Thursday, June 27, 2013

Glades County Manager Fired Suddenly

Thomas Corbitt Now Unemployed After Less Than 90 Days On Job

MOORE HAVEN, FL. -- Another shake up in Glades county Tuesday as the Board of County Commissioners voted to fire the recently appointed County Manager, Thomas Corbitt.

The Board moved to terminate employment of County Manager Thomas Corbitt without cause with a 3-2 vote with a motion by Commissioner Griffin, second by Commissioner Beck and third vote by Vice Chairman Storter. Chairman Echols while Commissioner Stanley dissented.

Commissioner Donna Storter Long explained termination “without cause” means no reason is required and in fact in order to prevent jeopardy of the county in violating the liberty interests of the employee being terminated, reason cannot be given. In this case, Tom Corbitt was still under a 90-day probationary period in his employment contract and no reason is required for dismissal.

Corbitt had made several changes in the organizational structure of the county employees and had requested more changes, and had requested changes in limits to his spending authority without going to the County Commission for permission.

By a 4-1 vote with Chairman Echols dissenting, the Board appointed Road Sup’t Avant Brown and Deputy County Manager Director of Public Safety Bob Jones to run the day-to-day operations of the county until further action from the Board, with DCMDPS Bob Jones to be the lead supervisor.

In response to Vice Chairman Storter’s request, County Clerk Sandra Brown agreed to prepare the agenda packets for the Board meetings until further action from the Board and to reestablish the item “Department Heads” on the Agenda along with “County Manager’.

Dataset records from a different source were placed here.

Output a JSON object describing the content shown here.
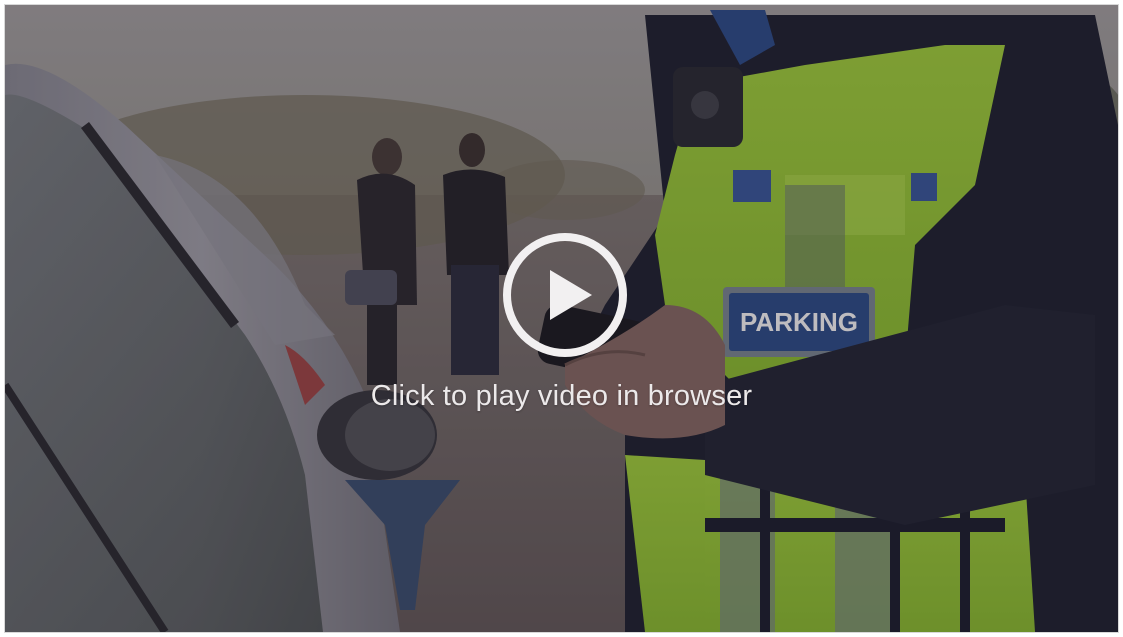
{
  "player": {
    "caption": "Click to play video in browser",
    "play_icon": "play-circle-icon"
  },
  "scene": {
    "badge_text": "PARKING"
  },
  "colors": {
    "hi_vis": "#b6e64a",
    "badge_blue": "#3b6fd0",
    "jacket": "#1f2230",
    "overlay_text": "#ece9ea"
  }
}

How To Hire A New Manager?

Vice Chairman Storter initiated dialogue concerning the Board’s desire to recruit a county manager and emphasized that when advertising for a county manager that explicit qualifications should be named and applicants not meeting those qualifications should not even be considered by the Board and that the County Attorney and HR Director should be the ones to initially screen them. 

She said she didn't want to even see a resume of an applicant that did not meet the required qualifications.

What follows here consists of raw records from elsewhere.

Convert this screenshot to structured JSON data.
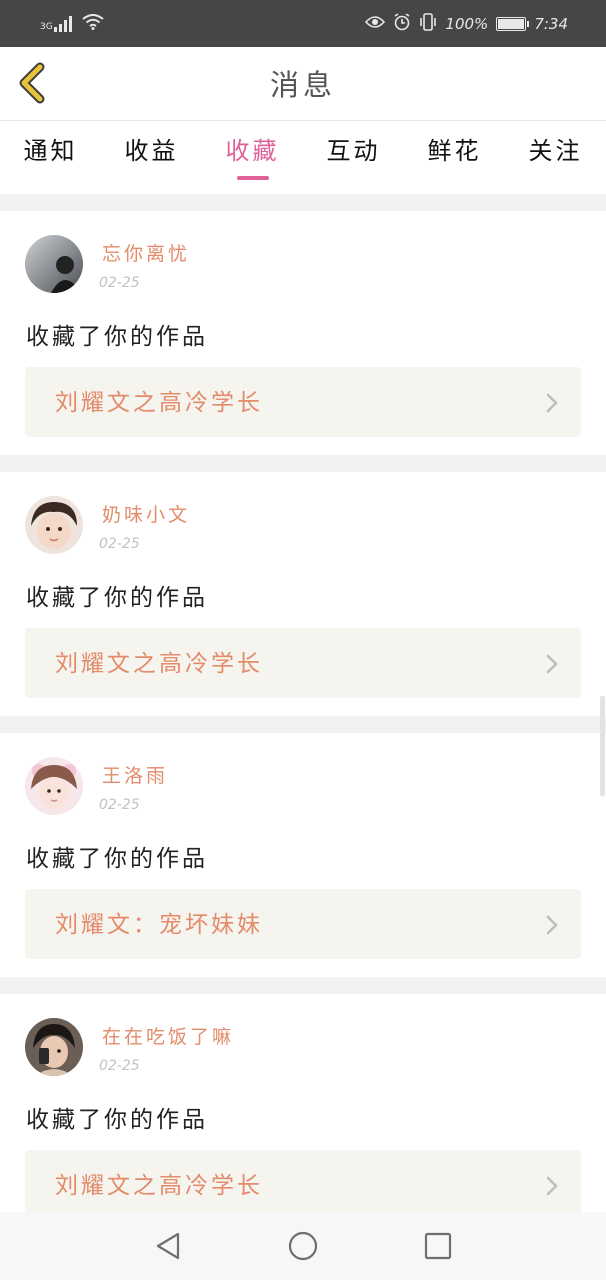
{
  "status_bar": {
    "network": "3G",
    "battery_text": "100%",
    "time": "7:34",
    "battery_level": 1.0,
    "icons": [
      "signal-icon",
      "wifi-icon",
      "eye-icon",
      "alarm-icon",
      "vibrate-icon",
      "battery-icon"
    ]
  },
  "header": {
    "title": "消息",
    "back_icon": "chevron-left-icon"
  },
  "tabs": [
    {
      "label": "通知",
      "active": false
    },
    {
      "label": "收益",
      "active": false
    },
    {
      "label": "收藏",
      "active": true
    },
    {
      "label": "互动",
      "active": false
    },
    {
      "label": "鲜花",
      "active": false
    },
    {
      "label": "关注",
      "active": false
    }
  ],
  "notifications": [
    {
      "username": "忘你离忧",
      "date": "02-25",
      "action": "收藏了你的作品",
      "work_title": "刘耀文之高冷学长"
    },
    {
      "username": "奶味小文",
      "date": "02-25",
      "action": "收藏了你的作品",
      "work_title": "刘耀文之高冷学长"
    },
    {
      "username": "王洛雨",
      "date": "02-25",
      "action": "收藏了你的作品",
      "work_title": "刘耀文：宠坏妹妹"
    },
    {
      "username": "在在吃饭了嘛",
      "date": "02-25",
      "action": "收藏了你的作品",
      "work_title": "刘耀文之高冷学长"
    }
  ],
  "colors": {
    "accent": "#e0609a",
    "username": "#e38b6a",
    "work_box_bg": "#f5f4ee",
    "status_bar_bg": "#464646",
    "back_arrow": "#e8c43a"
  },
  "nav_bar": {
    "icons": [
      "back-triangle-icon",
      "home-circle-icon",
      "recents-square-icon"
    ]
  }
}
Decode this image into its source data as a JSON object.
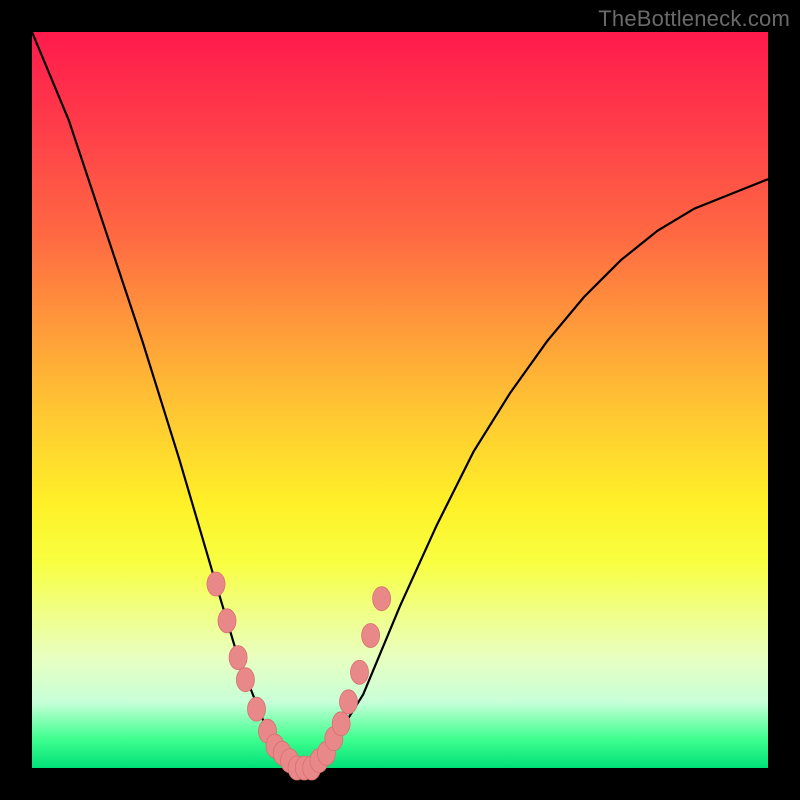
{
  "watermark": "TheBottleneck.com",
  "colors": {
    "background": "#000000",
    "gradient_top": "#ff1a4c",
    "gradient_bottom": "#00e078",
    "curve": "#000000",
    "marker_fill": "#e98888"
  },
  "chart_data": {
    "type": "line",
    "title": "",
    "xlabel": "",
    "ylabel": "",
    "xlim": [
      0,
      100
    ],
    "ylim": [
      0,
      100
    ],
    "grid": false,
    "legend_position": "none",
    "series": [
      {
        "name": "bottleneck-curve",
        "x": [
          0,
          5,
          10,
          15,
          20,
          25,
          28,
          30,
          32,
          34,
          36,
          38,
          40,
          45,
          50,
          55,
          60,
          65,
          70,
          75,
          80,
          85,
          90,
          95,
          100
        ],
        "y": [
          100,
          88,
          73,
          58,
          42,
          25,
          15,
          10,
          5,
          2,
          0,
          0,
          2,
          10,
          22,
          33,
          43,
          51,
          58,
          64,
          69,
          73,
          76,
          78,
          80
        ]
      }
    ],
    "markers": {
      "name": "highlighted-points",
      "x": [
        25,
        26.5,
        28,
        29,
        30.5,
        32,
        33,
        34,
        35,
        36,
        37,
        38,
        39,
        40,
        41,
        42,
        43,
        44.5,
        46,
        47.5
      ],
      "y": [
        25,
        20,
        15,
        12,
        8,
        5,
        3,
        2,
        1,
        0,
        0,
        0,
        1,
        2,
        4,
        6,
        9,
        13,
        18,
        23
      ]
    }
  }
}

The Board had previously advertised requirement of an educational degree or equivalent experience in local government and/or public administration, with a Master’s degree preferred. Storter stated that this should be explicitly clarified in the advertisement.

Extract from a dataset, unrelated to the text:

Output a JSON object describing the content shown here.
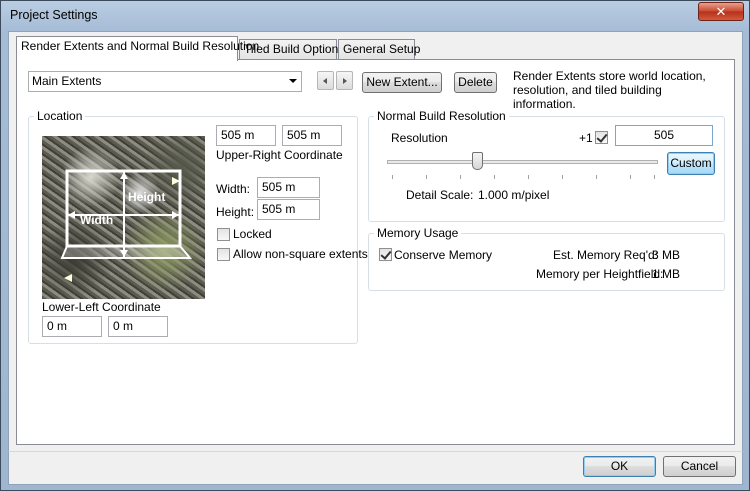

She also said she was “making a one-eighty turn” in that she now thought that Commissioner Beck and Chairman Echols were right during prior recruiting processes when they both felt that county residency should not be named as a requirement.

Commissioner Beck stated $10,000 was spent in the last hiring process and he felt that before we restarted the recruitment process the Board should go back to it's second choice, Noah Powers and see if he was still available as Mr. Powers had the qualifications advertised, had worked for two senators and had been an Assistant School Board Superintendent and had handled budgets much larger.

The Board consensus was to invite Mr. Powers to the next commission meeting for an interview and for County Attorney Pringle to prepare recruiting documents for the Board to review as well.

Other Items Before The Board

In other items heard at this week's meeting the Lake Okeechobee Habitat Alliance – Curry Island Project's Jeff Allen  reported to the Board that LOHA had received a $2 million grant to be administered by Florida's Department of Environmental Protection to perform a water quality enhancement Floating Aquatic Vegetation Tillage program.

Mr. Grandusky of the engineering firm Federico & Lamb explained that water will be pumped from Fisheating Creek to flood a 50-acre parcel on LOHA’s 2700-acre lease and will be contained by embankments for the purpose of growing hyacinths that will filter the water; when the hyacinth “crop” is mature, the area will be dewatered and the hyacinths tilled into the ground thus keeping unwanted excess nitrogen and phosphorus nutrients from entering Lake Okeechobee.